What do you like best?
Initially the ease of deploying the appliances. It has gotten more difficult due to our growing knowledge and desire for greater HA and redundancy. Rotating a password either manually or via scheduled job works as expected.
What do you dislike?
It doesn't integrate with all of our products and there is no agent for the Mainframe to allow for A2A to initiate from the mainframe to the mainframe or other distributed systems.

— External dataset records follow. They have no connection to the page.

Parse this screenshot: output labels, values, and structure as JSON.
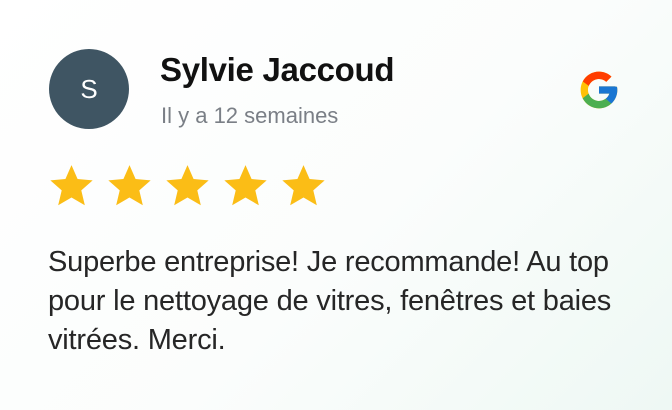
{
  "review": {
    "avatar_initial": "S",
    "author": "Sylvie Jaccoud",
    "date": "Il y a 12 semaines",
    "rating": 5,
    "rating_max": 5,
    "text": "Superbe entreprise! Je recommande! Au top pour le nettoyage de vitres, fenêtres et baies vitrées. Merci."
  },
  "icons": {
    "source": "google-logo-icon",
    "rating": "star-icon"
  },
  "colors": {
    "avatar_bg": "#3f5563",
    "star": "#fbbd16",
    "date_text": "#7a7f86",
    "google_blue": "#4285F4",
    "google_red": "#EA4335",
    "google_yellow": "#FBBC05",
    "google_green": "#34A853"
  }
}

Recommendations to others considering the product:
Make sure you have buy in from the top. No solution for this is cheap and you must have CEO, CISO approval for such a product. They can help sell it to the other groups in the organization. If you don't have buy in, people will find back doors or reasons they can't use the solution. Remind them that this could (if implemented properly) eliminate audit findings!
What problems are you solving with the product? What benefits have you realized?
Our company had home-grown solutions for managing root on linux and admin on windows servers. They worked but were not designed with the strictest security in mind. Home grown solutions become a problem over time. The people that created them move on and people lose documentation on how to support it. It also can be difficult to upgrade as OS changes come about. We needed a more robust product that could be supported exclusively by the security team. We needed a better option for protecting privileged application IDs especially in our LINUX systems. We needed a product that could stand up to a SOX, PCI and/or HIPAA audit.